Would be better to allow caching of the initial processing of the OSM results to orc files?

I think so; I've been storing the node + way geoms on S3 separately and running processing jobs against them (e.g. region stats + changeset stats).

jpolchlo commented 6 years ago

I'm going to merge these changes in a while if there are no objections.

jpolchlo commented 6 years ago

Oh, and in response to your comments, @mojodna, it appears that any pyramiding work should take place in another PR since it's surely a nontrivial feature. But I copy; over and out.

ARolek commented 6 years ago

This PR was brought to my attention to see if any of the work we have done on the tegola project could be of assistance. My understanding is that the goal is to generate vector tiles at full fidelity for analysis purposes. I agree with @mojodna that maybe generating multiple zooms is not necessary for this use case and simplification should probably be avoided. With tegola we have dealt with a lot of simplification issues which result in invalid polygons / multi polygons which are difficult to fix.

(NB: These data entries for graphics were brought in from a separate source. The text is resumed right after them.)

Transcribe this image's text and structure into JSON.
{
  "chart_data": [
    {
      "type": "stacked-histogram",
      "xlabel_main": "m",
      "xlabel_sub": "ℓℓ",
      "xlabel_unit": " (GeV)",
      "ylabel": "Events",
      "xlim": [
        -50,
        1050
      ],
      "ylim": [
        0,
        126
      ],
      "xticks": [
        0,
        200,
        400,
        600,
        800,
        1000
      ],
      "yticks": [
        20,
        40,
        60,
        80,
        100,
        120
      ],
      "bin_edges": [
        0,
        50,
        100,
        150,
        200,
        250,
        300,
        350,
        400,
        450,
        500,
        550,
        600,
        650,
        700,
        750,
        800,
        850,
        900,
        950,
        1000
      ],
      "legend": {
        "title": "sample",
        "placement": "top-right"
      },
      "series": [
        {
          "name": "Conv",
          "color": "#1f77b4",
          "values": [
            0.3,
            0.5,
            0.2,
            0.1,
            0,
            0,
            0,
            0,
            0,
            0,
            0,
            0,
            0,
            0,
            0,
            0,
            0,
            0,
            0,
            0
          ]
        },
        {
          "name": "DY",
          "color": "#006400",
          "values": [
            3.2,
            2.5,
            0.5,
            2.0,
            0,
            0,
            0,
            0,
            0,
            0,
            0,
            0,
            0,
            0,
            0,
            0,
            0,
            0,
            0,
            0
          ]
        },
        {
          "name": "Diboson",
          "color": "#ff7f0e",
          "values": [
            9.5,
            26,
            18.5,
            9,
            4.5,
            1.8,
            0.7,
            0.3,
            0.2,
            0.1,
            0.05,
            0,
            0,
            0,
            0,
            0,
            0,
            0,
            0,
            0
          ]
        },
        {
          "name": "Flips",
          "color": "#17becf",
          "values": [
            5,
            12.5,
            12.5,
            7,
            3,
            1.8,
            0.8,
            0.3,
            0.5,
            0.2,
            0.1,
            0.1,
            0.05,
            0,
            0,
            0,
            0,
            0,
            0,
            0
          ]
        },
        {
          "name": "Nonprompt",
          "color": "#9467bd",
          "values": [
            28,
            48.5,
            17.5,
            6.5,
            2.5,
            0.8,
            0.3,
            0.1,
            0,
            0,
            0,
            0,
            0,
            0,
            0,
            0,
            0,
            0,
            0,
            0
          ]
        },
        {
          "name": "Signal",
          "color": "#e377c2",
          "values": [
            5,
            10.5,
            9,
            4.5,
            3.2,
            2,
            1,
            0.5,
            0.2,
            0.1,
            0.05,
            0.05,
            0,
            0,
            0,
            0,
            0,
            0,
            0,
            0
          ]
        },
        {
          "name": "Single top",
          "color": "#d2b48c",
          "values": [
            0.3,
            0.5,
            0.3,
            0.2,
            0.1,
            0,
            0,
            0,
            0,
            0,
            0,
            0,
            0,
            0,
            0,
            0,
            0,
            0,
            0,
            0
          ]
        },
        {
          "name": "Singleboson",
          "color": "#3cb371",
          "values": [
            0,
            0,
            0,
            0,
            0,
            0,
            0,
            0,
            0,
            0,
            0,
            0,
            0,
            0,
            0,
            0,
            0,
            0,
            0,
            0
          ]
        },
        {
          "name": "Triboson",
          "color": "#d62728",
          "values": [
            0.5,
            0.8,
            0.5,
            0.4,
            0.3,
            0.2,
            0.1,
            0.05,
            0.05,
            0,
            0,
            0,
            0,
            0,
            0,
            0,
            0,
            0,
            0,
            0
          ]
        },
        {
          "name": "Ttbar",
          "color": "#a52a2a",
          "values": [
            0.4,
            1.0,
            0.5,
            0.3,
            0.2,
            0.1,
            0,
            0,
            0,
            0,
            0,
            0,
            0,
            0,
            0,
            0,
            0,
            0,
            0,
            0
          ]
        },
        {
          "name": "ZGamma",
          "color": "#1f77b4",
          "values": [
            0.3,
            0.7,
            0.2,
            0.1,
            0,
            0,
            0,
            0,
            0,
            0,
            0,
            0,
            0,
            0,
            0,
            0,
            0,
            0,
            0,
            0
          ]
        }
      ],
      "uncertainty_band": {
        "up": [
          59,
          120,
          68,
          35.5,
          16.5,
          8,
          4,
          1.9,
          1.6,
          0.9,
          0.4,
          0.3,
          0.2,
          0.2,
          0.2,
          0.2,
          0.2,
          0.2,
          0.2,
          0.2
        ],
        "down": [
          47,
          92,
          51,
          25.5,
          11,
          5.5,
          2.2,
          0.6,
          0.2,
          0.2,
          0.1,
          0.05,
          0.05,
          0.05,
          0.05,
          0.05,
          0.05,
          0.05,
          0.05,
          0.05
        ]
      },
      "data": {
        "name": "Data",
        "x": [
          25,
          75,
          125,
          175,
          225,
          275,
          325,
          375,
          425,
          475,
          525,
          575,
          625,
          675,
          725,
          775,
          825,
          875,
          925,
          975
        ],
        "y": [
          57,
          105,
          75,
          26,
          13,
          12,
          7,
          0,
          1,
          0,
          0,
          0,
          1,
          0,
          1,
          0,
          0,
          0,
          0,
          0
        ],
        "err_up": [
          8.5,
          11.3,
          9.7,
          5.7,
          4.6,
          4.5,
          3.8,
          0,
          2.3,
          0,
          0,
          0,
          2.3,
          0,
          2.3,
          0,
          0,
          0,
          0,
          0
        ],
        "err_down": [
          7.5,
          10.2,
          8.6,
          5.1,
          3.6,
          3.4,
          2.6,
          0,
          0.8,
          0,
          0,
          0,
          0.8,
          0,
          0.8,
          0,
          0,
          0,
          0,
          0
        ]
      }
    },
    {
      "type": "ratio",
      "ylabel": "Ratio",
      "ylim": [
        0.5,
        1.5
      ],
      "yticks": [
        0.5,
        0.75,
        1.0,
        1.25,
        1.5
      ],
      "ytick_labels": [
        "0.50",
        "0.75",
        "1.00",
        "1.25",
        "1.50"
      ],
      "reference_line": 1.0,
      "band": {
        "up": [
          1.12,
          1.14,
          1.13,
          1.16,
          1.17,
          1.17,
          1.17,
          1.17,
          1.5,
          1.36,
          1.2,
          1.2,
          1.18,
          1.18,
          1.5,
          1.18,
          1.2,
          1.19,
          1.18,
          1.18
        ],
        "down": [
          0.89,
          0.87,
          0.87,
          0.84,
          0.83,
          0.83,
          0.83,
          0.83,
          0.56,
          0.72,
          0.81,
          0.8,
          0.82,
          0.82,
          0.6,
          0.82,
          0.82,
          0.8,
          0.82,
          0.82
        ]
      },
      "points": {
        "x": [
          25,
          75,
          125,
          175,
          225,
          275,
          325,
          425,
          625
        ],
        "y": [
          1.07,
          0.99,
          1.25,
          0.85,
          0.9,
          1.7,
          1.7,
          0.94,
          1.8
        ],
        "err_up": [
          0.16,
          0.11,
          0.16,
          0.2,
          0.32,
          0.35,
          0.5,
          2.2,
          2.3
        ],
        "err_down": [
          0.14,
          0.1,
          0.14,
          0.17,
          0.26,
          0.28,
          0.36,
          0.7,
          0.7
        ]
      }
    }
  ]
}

The main advantages I see to using a tiling approach for analysis is filtering features by zoom and then "querying" an area to stitch back together for comparison against another dataset of the same area. The algos for clipping, scaling, re-projection and fixing invalid polygons vary for different implementations so the same processing should be applied to both datasets. For tegola, we have a seeding tool and you can turn off simplification if that would be of any help for cross referencing some of this work.

Also worth noting is that MVT tiles have a buffer that needs to be considered when stitching tiles back together. Speaking of which, what's the strategy for tile stitching prior to comparison?